Bellwire fix in a Nutshell

Want to know a bit more about the science? look here.

Want to skip all the science and just do the fix? Here goes.

This is the NTE5 master socket. House phone extensions are wired into the removeable lower part of the socket which the homeowner is allowed to remove and add extensions to.
(If your faceplate is one piece, you are not allowed to remove it. Ask BT to fit a new - i.e. late 2007 onwards - inductive-filtered NTE5A socket which filters the bellwire interference.)

Remove the 2 screws and pull out the lower plate

NB the article assumes you have a standard NTE5 BT master socket and filters in all the sockets where a phone is plugged-in. If you have a combined ADSL+Phone master socket (with two sockets marked ADSL and Phone) which allows you to avoid using filters on all your phone sockets, this fix should not be attempted.

The removeable plate is really a phone plug that you can attach extensions to. This example has just one extension wired to it and the others in the house daisy-chain onto it. Note the surplus length of extension wire is tucked into the large hole in the master backplate.

If you have no wires connected to the front plate at all, you have no extensions and there's nothing to do here. Put it back and think of some other reason for your problem - like an extension lead plugged into the front of the socket trailing around the room!

The bit left behind in the wall is BT's, and is the true master socket with a small socket on the right hand side where you can plug in the home hub to test it "in the master socket" as BT describe it. Don't meddle with this bit if you want to stay legal. The large hole is where you can stuff the spare length of extension wire (see below)



You will find wires connected to terminals 2 and 5 (the outer two terminals). These are usually blue/white and are the actual signal wires that carry the telephone voice and ADSL signals to your extensions.
You may have more than one wire in each terminal if several extensions are wired from this single point, Also you should find one or more wires connected to terminal 3, usually orange/white. That is the "Bell-wire", or "Anti-tinkle wire". You might even find one or more white/orange wires connected to terminal 4 but this terminal is unused.
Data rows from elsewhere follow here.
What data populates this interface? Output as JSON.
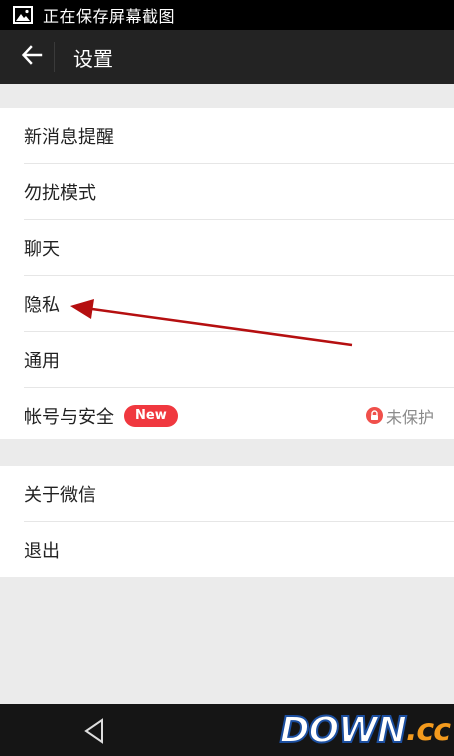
{
  "status_bar": {
    "text": "正在保存屏幕截图",
    "icon": "image-icon"
  },
  "header": {
    "title": "设置",
    "back_icon": "arrow-left-icon"
  },
  "groups": [
    {
      "items": [
        {
          "label": "新消息提醒"
        },
        {
          "label": "勿扰模式"
        },
        {
          "label": "聊天"
        },
        {
          "label": "隐私"
        },
        {
          "label": "通用"
        },
        {
          "label": "帐号与安全",
          "badge": "New",
          "status": "未保护",
          "status_icon": "lock-icon"
        }
      ]
    },
    {
      "items": [
        {
          "label": "关于微信"
        },
        {
          "label": "退出"
        }
      ]
    }
  ],
  "annotation": {
    "type": "red-arrow",
    "points_to": "隐私"
  },
  "watermark": {
    "main": "DOWN",
    "suffix": ".cc"
  },
  "colors": {
    "badge": "#f0383f",
    "lock": "#f0504b",
    "title_bar": "#232323",
    "arrow": "#b50f10"
  }
}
Yank out all the wires from terminal 3, and from terminal 4 if there are any. Tuck them out of the way in the large hole in the master wall socket when you replace the front plate.



Close-up of the final wiring - just the wires in terminals 2 and 5 remain (which are usually blue/white and white/blue)



NB! If your wiring has different colours, remember it's not the colour that matters, it's what is connected to terminal 3 and 4 that needs to be removed.

Tidy away the surplus extension lead and the two orange/white wires out of the way into the large hole in the master socket and replace the front plate.

BT's fix

If you are able to get one of the new inductive faceplates fitted, that will work quite well instead of disconnecting the bellwire. This new type (shown on the left) will have "Outreach" moulded on the top half, and will have an extra "bulge" behind the removable part where the new inductor sits. At the time of writing (Mar 2008) they are only available as a BT replacement by an engineer (£150+ if requested unless the engineer is already there on another call).
In my own tests they are about 80 - 90 percent effective, but not as effective as yanking out the bellwire (100 percent by definition!).